At the outset of the poem, Homer invokes Calliope to help him sing of “Achilles’ rage, / Black and murderous, that cost the Greeks / Incalculable pain” (I.2-4). Now we see Achilles in action, and of course he is an incomparable warrior who slaughters men, puts an entire army to rout, and even fights a river. Clearly he is the greatest of the Greek heroes, yet in some ways he is apart from all the other Greeks. He does not fight for the same reasons. He does not have the same ambitions. In the end, how does the character of Achilles define the idea of the heroic, and in what ways is that different from how we might define it today?
Those who have not read Iliad might expect the battle between Achilles and Hector to be more of the plot’s focal point or climax, especially if they saw that ridiculous cheese-fest Wolfgang Petersen’s Troy, in which Brad Pitt and Eric Bana fight for about three minutes straight. In the poem, Hector literally has no chance against Achilles, and to top it off, Athena intervenes at two different points to tilt the odds even more. It is profoundly anti-climactic, yet it is also essential to maintain the poem’s themes. Explain why.
In Book 23, Homer interrupts the main narrative to give us a kind of impromptu Olympics, with a chariot race, boxing, wrestling, sprinting, archery, and spear-throwing. What purpose does this serve? What does it tell us about Greek culture, or human psychology, or anything else you think relevant?

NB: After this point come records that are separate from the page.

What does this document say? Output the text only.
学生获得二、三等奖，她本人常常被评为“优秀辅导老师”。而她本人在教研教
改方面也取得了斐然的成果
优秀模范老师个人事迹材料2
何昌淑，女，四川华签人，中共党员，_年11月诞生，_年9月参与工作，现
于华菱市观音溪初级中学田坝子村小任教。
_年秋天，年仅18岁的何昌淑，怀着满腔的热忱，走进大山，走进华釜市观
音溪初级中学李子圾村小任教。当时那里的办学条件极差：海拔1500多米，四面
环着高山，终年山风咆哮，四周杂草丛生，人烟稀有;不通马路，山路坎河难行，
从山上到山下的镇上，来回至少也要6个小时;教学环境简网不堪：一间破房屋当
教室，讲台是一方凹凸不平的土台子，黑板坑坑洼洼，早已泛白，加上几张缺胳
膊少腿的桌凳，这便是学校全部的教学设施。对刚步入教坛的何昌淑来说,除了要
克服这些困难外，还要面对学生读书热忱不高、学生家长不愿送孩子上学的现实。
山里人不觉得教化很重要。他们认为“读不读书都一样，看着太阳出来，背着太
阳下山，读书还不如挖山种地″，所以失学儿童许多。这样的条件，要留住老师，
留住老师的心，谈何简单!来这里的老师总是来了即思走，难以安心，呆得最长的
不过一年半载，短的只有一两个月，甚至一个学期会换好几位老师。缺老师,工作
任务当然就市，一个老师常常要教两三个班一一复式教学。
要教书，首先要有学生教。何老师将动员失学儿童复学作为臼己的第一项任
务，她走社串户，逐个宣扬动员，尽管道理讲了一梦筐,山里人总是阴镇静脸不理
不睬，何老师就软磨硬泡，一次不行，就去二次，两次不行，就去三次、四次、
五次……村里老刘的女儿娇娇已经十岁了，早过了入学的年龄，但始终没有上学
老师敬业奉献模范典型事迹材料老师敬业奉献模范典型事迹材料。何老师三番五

Those looking for the Trojan horse are usually shocked to find out that it doesn’t appear in the poem. This epic ends with Priam retrieving Hector’s body from Achilles, leading to Hector’s funeral. (To be fair, this is one scene that the above-mentioned cheese-fest did pretty well, but when you have Peter O’Toole playing Priam, you would have to be even more incompetent than Petersen to screw it up.) Why? Is this a satisfying conclusion? If so, in what way does this render the poem a dramatic unity, meaning a work that has thematic coherence? If not, how does it fail to do so?
War has traditionally been thought in western culture to be the activity of men, not women. Most of Iliad deals with the heroism and flaws of men. Yet the war Iliad describes supposedly begins because of a woman (and before that because of conflict between Hera, Athena, and Aphrodite, leading to the judgment of Paris), and more importantly, women ultimately suffer more from war than men do. Men die, and their troubles — on earth, at least — cease. A wife’s or mother’s grief endures. Moreover, as Homer makes clear, the fate of the women of a conquered people is to be dealt with as loot and forced into sexual slavery, in effect being raped repeatedly by their captors who had killed their husbands, brothers, fathers, and sons. (Their male children too young to fight would also be killed.) Consider how Homer explores this theme in these books.